News > Immigration In Minnesota
Defending Immigrants in Hennepin County
Posted on Dec 07 2017
“You have the right to remain silent. Anything you say can and will be used against you in a court of law. You have the right to speak to an attorney, and to have an attorney present during any questioning. If you cannot afford an attorney, one will be appointed to represent you.”
If you are charged with shoplifting a carton of cigarettes, you have a right to remain silent and a right to an attorney. Your maximum sentence is 90 days in jail and a fine of up to $1000. Your likely sentence is much, much less – probably no jail time at all. Nonetheless, you have a constitutional right to an attorney and, if you cannot afford an attorney, to having an attorney appointed to represent you.

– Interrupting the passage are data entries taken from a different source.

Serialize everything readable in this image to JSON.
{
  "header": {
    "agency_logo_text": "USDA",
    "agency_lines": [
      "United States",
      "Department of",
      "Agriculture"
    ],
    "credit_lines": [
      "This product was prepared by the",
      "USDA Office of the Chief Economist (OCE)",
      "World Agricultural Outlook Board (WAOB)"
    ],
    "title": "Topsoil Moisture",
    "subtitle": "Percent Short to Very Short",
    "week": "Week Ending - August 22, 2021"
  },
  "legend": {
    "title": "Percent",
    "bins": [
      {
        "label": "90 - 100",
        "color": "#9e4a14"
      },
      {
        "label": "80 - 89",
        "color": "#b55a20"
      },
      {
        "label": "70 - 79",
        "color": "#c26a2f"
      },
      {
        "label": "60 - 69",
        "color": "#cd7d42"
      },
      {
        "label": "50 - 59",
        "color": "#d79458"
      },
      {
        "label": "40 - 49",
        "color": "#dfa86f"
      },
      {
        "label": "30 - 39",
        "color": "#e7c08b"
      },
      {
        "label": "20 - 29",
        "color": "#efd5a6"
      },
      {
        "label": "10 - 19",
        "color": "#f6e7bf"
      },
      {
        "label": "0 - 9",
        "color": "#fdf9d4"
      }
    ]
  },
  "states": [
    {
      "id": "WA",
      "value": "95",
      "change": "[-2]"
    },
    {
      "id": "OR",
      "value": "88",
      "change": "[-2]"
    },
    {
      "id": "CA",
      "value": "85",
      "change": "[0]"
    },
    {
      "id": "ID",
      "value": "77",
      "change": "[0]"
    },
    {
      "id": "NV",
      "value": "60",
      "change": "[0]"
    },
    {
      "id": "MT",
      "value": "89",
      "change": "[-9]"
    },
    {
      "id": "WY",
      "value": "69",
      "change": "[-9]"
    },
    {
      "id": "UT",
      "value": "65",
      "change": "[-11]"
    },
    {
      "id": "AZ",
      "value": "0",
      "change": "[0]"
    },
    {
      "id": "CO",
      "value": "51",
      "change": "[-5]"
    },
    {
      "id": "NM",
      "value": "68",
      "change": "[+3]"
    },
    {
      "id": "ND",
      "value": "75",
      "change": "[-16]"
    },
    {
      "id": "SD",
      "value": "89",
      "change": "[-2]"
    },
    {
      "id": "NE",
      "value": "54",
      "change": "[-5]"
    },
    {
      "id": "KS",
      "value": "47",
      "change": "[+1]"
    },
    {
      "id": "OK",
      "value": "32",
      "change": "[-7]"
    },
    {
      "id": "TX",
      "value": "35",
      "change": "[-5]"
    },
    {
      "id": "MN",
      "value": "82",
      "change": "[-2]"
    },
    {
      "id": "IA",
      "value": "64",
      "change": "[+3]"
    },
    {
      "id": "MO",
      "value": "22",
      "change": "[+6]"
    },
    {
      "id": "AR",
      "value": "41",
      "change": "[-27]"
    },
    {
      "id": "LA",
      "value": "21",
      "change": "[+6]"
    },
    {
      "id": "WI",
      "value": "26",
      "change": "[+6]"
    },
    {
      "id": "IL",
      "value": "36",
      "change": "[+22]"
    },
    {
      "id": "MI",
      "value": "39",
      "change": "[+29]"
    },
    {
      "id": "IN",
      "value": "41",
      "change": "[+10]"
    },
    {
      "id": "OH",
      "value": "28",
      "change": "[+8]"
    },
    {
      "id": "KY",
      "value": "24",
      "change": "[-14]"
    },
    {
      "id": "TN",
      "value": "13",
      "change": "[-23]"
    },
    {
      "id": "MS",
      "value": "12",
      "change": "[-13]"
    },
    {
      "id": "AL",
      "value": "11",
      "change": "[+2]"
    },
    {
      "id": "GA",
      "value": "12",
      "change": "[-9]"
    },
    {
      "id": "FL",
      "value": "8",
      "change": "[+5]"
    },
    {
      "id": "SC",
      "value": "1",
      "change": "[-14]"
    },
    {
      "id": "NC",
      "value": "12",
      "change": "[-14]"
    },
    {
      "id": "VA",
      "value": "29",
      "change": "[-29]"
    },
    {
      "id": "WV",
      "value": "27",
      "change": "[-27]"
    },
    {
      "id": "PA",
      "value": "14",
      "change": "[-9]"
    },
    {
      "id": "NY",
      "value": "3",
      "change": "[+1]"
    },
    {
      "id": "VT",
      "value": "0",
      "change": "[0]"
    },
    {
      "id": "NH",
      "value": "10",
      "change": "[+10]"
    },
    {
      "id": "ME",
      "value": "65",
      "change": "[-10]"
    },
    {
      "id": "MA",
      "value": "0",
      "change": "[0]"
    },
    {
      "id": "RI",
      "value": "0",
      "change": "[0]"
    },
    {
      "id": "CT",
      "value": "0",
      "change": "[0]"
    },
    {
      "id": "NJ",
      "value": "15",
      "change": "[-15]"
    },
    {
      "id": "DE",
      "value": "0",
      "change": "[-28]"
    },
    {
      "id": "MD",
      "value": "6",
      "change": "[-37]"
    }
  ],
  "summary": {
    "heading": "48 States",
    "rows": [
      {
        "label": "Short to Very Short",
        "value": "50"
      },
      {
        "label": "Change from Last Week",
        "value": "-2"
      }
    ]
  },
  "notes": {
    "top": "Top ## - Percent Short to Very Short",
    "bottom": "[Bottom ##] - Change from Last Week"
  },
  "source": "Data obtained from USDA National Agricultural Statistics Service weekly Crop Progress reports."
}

If you are charged with entering the United States without permission, you are likely to lose your home, your job, and your family, and to be deported and barred from returning for at least 10 years. If you cannot afford an attorney, you are out of luck – you have no constitutional right to a public defender.
On December 6, by a 4-3 vote, Hennepin County Commissioners said that immigrants will have a right to a public defender in deportation cases in Hennepin County.
Criminal court rules and procedures are complicated. Immigration court rules and procedures are exponentially more complicated. As MPR reported :
“Those without legal representation are less likely to fight their cases and more likely to be deported. Only about 14 percent of undocumented immigrants have representation, according to immigration lawyers.”
Hennepin County is taking a stand for immigrants. The budget amendment, introduced by Commissioner Marion Green and passed by the County Commissioners, will provide representation to immigrants who are facing deportation and cannot afford to pay an attorney.
That’s a big step forward in helping immigrants make their cases in deportation proceedings. The second big step is an order that immigrants being booked into Hennepin County jail be told of their right to refuse to talk to immigration officers — their right to remain silent, their right not to get on the phone with ICE.
“We have overwhelming anecdotal evidence that residents aren’t given this information,” [Greene] said. “And are often kind of immediately, at a very vulnerable moment in the process, put on the phone with an ICE agent or made to go talk to an ICE agent in a room that they have at (the) county jail.”
Sheriff Rich Stanek coordinates with ICE in many ways, including the jail policy of putting any immigrants on the phone with ICE as they are processed into the jail. The County Commissioners can’t order the sheriff not to do that. They did vote to require that immigrants be told of their right to refuse to talk to ICE and that they get access to attorneys. Those are two big steps toward a higher standard of justice for immigrant defendants in Hennepin County.